Pendant des siècles, nous avons subi l’esclavage, la colonisation, la néo colonisation et la mondialisation unilatérale. Grâce au sang des martyrs et aux sacrifices multiformes d’une avant-garde révolutionnaire, les consciences africaines sont maintenant décapées, les esprits sont éveillés. La superstructure idéologique coloniale ou néocoloniale à bout de souffle, les forces populaires se sont mises à agir ? Une bourrasque souverainiste balaie les positions étrangères dominatrices. Mais la France officielle ne veut pas lâcher le morceau, elle s’agrippe. Elle a tout essayé : assassinats, complots, coups d’état, corruption, infiltration … L’Afrique résiste. Vieille souris, elle dispose de plusieurs trous. Vous en fermez un, elle en utilise d’autres. Parmi les méthodes qu’elle utilise maintenant, deux se révèlent très efficaces :
- Faire voter des résolutions aux Nations-Unis (Ce club de copains pilleurs) pour contraindre les dirigeants africains à prendre telle ou telle conduite en signant telle ou telle convention. Les ONG (vigiles du système capitaliste) font le boulot sur place.
- Former des intellectuels et des élites africaines dont l’esprit bien formaté par le logiciel français réfléchit toujours en fonction des schèmes occidentaux dans le but de réinvestir leurs idées sur le continent africain.
Je voudrais m’arrêter un peu sur la deuxième méthode, la plus dangereuse car extrêmement pernicieuse.
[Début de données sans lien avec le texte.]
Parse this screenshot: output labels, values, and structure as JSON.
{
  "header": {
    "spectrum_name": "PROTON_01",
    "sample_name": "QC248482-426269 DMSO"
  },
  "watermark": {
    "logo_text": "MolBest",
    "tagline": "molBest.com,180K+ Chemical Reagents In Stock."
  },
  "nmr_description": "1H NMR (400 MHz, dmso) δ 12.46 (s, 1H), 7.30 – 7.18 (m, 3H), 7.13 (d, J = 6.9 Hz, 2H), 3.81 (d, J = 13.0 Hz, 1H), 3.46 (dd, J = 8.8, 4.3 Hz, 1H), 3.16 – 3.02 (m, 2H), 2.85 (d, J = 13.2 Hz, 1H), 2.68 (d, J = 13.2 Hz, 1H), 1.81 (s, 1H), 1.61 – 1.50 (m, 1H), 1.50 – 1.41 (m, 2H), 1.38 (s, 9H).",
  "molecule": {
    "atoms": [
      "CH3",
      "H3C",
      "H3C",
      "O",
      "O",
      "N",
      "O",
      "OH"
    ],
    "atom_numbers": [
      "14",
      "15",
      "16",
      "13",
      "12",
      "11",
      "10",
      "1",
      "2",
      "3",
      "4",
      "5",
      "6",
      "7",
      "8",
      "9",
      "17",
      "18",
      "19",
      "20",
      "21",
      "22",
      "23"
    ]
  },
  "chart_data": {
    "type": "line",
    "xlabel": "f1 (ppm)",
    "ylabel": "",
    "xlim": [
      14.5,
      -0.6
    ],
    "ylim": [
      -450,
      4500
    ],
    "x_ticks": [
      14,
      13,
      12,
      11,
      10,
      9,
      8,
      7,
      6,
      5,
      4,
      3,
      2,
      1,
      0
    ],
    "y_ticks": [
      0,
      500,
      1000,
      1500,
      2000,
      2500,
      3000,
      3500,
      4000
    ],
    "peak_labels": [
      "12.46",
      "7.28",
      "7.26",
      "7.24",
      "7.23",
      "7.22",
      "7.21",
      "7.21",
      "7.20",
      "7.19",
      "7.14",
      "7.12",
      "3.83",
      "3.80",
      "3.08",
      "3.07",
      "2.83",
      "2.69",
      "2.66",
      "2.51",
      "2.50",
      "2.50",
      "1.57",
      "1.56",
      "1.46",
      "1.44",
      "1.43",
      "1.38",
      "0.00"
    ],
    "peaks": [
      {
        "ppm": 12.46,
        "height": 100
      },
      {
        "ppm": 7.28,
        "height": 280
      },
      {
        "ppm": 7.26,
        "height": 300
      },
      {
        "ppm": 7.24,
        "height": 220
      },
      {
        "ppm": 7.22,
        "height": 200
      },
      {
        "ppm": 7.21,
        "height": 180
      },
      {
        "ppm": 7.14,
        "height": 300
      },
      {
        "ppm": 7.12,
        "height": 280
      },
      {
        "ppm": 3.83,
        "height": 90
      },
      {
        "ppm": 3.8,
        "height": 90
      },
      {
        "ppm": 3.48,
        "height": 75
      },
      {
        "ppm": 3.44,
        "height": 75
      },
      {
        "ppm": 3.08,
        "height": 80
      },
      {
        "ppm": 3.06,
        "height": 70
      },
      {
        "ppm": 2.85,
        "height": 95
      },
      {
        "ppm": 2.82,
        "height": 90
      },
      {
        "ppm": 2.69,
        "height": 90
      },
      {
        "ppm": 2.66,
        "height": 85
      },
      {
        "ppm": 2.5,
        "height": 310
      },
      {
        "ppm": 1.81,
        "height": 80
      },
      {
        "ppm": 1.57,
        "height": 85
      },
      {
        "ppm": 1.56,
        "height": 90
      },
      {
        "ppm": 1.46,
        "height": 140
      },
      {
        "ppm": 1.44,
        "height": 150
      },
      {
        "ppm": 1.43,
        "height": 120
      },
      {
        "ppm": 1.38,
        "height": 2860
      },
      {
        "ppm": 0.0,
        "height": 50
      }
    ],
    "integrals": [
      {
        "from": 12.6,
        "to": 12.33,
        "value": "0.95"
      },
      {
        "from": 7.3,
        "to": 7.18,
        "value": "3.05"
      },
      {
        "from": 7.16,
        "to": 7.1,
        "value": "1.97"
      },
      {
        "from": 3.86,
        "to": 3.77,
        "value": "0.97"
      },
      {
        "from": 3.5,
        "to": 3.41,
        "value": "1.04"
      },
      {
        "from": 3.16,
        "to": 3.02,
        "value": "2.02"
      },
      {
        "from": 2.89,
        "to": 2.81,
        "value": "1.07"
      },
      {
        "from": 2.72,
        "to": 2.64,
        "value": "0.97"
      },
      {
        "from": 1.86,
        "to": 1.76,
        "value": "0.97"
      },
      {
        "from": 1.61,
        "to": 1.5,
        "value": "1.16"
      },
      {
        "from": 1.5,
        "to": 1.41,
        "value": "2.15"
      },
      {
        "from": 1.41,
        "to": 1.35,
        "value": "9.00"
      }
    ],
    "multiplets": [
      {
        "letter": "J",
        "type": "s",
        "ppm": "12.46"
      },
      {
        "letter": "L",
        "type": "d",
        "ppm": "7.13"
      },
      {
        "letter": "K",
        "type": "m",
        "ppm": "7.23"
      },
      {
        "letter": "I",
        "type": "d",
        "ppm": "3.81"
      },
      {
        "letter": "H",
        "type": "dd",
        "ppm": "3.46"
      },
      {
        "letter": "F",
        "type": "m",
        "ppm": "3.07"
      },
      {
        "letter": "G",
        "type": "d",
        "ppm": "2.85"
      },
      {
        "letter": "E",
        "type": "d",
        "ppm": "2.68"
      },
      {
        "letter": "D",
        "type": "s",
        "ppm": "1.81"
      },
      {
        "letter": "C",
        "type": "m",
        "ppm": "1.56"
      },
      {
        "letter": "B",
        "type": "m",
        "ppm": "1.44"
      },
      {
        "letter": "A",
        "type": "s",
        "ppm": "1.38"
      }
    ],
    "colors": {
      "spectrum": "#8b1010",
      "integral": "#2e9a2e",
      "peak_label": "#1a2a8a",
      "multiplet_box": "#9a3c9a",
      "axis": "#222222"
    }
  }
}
Cela, l’Almamy Samory Touré l’avait tellement bien compris que, quand son propre fils, revenu de France où les Français l’avaient invité, avait commencé à faire l’éloge des merveilles de l’Hexagone, il l’a fait tuer tout simplement. Il avait compris qu’un seul esprit tordu peut manipuler tout un peuple. Comme disait Sékou Touré : « Quand l’intelligence se met au service du mal, il faut l’éliminer. »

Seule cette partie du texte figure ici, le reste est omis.